Тусмана до слез обидело подозрение, высказанное его школьным товарищем, которого он изо всех сил старался разубедить.
Выражение лица коммерции советника становилось все строже и строже. Наконец, видя, что Тусман не перестает настаивать и уверять, будто все случившееся с ним сущая правда, коммерции советник не выдержал:
- Послушай, правитель, чем я больше думаю над твоим рассказом о золотых дел мастере и о старом еврее, с которыми ты, вопреки своей приверженности к добродетели и умеренной жизни, пировал поздно ночью, чем больше я над этим думаю, тем больше прихожу к убеждению, что тот еврей - просто-напросто мой старый знакомец Манассия, а чернокнижник и золотых дел мастер не кто иной, как золотых дел мастер Леонгард, который время от времени появляется в Берлине. Я, правитель, правда, не прочел столько книг, как ты, но я и без них знаю, что оба - и Манассия, и Леонгард - самые обыкновенные честные люди и никакие не чернокнижники. Мне просто удивительно, правитель, как это ты, будучи осведомлен по части законов, не знаешь, что суеверие строжайше запрещено и что чернокнижнику ни за что не выправить ремесленного свидетельства, на основании которого он мог бы заниматься черной магией. Слушай, правитель, я не хочу думать, что возникающее сейчас у меня сомнение основательно. Да, я не хочу думать, что ты потерял желание взять в супруги мою дочь! Что ты выдумываешь всякую чертовщину и морочишь меня, а все для того, чтобы сказать: "Коммерции советник, придется нам раззнакомиться, потому что, если я женюсь на твоей дочери, черт украдет у меня обе ноги и насажает на спину синяков!" Ежели это так, правитель, то очень нехорошо с твоей стороны прибегать ко лжи и обману.

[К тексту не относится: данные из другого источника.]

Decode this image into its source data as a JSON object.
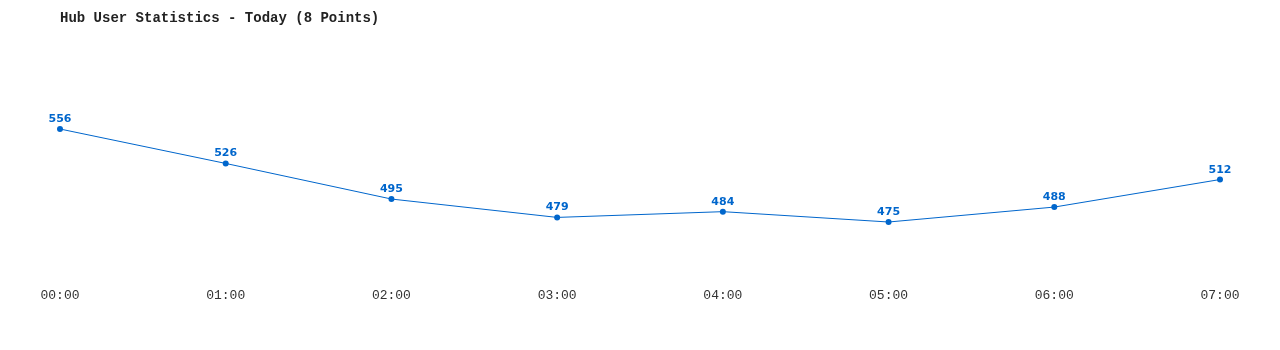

Тяжелое обвинение коммерции советника окончательно расстроило Тусмана. Он все снова и снова клялся, что пламенно любит Альбертину и не отречется от своей любви, что он, подобно Леандру и Троилу, ради нее го-(*241)тов на смерть и добровольно примет мученическую кончину, подставив спину проклятому дьяволу, насажавшему на нее синяков.
Тусман не окончил еще своих клятв, как раздался сильный стук в дверь и в комнату вошел старый Манассия, о котором только что упоминал коммерции советник.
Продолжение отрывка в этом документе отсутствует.